A fully coupled thermo-poro-mechanical finite element analysis to predict the thermal pressurization and thermally induced pore fluid flow in soil media

Abstract

Temperature gradient and heat transfer in saturated porous media may affect pore fluid pressure and/or pore fluid flow depending on thermal, mechanical, and hydraulic properties of the media and the saturating fluid. Therefore, several Thermo-hydro-mechanical (THM) models have been developed to theoretically analyze the thermal behavior of soil media. In this study a coupled thermo-poro-mechanical model is adopted to investigate the heat and mass transfer in deformable porous media in a transient and quasi-steady state conditions. The Effects and importance of different properties of porous media are carefully taken into account to simulate two different cases with different scenarios.

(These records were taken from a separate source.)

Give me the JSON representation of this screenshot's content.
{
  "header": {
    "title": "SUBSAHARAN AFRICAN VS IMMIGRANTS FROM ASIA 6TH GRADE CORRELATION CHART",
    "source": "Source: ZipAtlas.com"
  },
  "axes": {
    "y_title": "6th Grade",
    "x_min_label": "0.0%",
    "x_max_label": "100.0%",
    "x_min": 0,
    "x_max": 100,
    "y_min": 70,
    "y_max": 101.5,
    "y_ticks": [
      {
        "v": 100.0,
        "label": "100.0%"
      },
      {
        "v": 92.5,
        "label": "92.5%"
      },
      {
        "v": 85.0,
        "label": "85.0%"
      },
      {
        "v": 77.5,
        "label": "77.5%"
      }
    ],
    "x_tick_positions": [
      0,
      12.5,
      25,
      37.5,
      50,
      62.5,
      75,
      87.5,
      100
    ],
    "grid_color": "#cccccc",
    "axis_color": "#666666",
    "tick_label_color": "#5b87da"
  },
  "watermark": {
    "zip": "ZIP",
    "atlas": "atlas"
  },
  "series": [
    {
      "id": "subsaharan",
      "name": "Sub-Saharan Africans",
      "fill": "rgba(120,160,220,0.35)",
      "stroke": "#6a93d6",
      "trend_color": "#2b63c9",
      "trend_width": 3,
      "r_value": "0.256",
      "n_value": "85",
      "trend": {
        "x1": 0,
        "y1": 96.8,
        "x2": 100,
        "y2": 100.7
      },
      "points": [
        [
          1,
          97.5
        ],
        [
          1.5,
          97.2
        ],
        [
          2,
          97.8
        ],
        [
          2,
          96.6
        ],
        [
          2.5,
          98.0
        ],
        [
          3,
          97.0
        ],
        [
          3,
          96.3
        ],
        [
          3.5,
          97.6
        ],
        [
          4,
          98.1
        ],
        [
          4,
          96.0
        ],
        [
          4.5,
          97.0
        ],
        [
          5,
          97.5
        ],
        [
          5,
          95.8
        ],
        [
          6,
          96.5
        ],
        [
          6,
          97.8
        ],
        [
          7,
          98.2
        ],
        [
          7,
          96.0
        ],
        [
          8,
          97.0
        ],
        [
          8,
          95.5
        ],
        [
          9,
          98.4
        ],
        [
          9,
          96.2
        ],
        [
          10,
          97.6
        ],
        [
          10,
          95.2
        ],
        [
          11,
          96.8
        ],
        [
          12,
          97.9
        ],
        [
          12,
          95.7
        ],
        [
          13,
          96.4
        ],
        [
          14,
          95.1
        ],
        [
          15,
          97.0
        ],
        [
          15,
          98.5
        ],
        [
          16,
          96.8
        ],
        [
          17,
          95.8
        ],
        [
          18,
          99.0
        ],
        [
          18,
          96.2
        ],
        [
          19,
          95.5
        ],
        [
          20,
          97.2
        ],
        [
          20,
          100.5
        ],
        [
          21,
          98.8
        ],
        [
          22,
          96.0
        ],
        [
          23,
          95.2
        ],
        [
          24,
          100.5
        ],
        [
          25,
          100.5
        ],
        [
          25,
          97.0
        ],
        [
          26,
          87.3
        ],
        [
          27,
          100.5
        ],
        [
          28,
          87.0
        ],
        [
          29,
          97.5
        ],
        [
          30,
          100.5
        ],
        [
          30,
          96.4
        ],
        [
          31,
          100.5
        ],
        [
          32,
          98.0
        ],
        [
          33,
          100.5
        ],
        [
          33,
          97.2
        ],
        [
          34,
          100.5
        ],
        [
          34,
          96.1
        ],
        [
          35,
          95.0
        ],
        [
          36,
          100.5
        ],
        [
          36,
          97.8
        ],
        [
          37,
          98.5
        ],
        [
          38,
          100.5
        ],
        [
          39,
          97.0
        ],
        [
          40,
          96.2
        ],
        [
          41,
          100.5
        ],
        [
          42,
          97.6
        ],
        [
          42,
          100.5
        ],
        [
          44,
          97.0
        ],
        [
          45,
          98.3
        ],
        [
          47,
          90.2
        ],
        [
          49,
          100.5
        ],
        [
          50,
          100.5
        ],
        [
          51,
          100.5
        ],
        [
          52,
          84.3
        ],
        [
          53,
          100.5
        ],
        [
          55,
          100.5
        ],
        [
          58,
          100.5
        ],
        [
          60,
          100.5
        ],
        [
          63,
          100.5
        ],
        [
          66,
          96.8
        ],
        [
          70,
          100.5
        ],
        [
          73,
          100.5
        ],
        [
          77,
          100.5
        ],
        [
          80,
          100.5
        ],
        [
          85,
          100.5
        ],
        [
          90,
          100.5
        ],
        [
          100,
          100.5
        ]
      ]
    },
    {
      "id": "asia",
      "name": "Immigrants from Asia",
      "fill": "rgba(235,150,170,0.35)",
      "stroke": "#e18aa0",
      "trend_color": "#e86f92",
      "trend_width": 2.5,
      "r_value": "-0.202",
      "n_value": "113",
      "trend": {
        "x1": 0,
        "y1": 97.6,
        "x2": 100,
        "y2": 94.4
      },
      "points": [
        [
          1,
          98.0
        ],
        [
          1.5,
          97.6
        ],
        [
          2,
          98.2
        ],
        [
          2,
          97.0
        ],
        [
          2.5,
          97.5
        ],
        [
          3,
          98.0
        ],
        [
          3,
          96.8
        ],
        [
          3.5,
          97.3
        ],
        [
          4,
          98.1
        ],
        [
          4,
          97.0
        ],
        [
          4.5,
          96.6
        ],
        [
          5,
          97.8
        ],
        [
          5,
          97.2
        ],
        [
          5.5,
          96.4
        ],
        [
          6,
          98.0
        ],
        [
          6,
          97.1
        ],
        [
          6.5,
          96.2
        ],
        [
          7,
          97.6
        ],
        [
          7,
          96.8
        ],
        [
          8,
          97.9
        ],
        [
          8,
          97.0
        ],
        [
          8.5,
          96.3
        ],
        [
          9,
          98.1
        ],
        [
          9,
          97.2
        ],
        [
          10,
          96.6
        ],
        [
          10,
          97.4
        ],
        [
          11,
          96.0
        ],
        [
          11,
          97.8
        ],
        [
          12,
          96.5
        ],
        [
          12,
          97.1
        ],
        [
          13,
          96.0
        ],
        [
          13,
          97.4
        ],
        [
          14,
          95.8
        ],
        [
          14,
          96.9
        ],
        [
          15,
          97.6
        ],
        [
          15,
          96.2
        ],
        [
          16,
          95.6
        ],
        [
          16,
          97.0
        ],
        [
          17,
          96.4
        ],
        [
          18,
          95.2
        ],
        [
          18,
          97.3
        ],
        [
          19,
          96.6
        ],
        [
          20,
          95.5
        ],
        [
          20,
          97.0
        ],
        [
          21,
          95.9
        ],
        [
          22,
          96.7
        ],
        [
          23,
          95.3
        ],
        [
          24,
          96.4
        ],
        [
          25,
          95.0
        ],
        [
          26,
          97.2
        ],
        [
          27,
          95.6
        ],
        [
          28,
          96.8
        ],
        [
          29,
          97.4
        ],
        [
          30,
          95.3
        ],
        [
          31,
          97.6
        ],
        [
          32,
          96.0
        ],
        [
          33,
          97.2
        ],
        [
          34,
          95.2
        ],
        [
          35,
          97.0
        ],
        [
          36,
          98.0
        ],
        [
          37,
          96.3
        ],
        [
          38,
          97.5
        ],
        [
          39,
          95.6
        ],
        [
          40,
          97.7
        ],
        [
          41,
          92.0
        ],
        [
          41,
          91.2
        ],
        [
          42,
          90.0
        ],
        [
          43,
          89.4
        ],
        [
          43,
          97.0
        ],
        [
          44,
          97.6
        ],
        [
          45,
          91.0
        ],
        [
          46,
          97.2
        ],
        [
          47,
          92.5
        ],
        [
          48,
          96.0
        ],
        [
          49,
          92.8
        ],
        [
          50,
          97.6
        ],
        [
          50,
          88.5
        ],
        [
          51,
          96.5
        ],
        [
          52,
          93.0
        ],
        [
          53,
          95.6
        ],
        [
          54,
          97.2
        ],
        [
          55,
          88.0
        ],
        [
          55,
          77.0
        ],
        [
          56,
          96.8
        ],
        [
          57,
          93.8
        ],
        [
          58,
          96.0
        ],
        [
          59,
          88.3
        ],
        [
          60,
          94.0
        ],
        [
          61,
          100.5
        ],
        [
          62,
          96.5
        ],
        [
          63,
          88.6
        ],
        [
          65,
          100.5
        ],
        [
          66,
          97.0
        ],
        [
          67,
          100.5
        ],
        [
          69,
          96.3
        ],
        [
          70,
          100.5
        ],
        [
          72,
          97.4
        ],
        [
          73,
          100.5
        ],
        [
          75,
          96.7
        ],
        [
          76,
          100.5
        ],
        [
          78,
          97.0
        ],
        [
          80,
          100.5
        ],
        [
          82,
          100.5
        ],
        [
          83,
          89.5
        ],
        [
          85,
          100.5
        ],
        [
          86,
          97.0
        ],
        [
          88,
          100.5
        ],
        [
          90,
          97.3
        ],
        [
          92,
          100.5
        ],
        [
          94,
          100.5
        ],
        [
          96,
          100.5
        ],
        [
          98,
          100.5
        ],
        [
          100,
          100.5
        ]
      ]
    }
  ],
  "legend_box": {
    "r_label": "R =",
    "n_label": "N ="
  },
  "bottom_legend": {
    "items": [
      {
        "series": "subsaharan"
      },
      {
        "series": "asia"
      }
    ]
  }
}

The results confirm that in order to accurately predict the thermal pressurization and changes in total stress, temperature dependency of properties of the soil and saturating fluid must be considered carefully. It is found that even a slight perturbation in porosity variation and temperature dependency of the thermal expansion coefficient of the fluid can greatly influence the thermal pressurization of pore fluid in very low permeable soils (e.g. clays), while variations of pore fluid density governs thermally-induced pore fluid flow in high permeable soils (e.g. sands and silty sands). Moreover, the feasibility of heat convection and heat-induced pore fluid flow is discussed in a parametric study with different temperature and permeability values. The results demonstrate that the Boussinesq approximation is a key assumption when dealing with heat-induced pore fluid flow in quasi-steady state condition.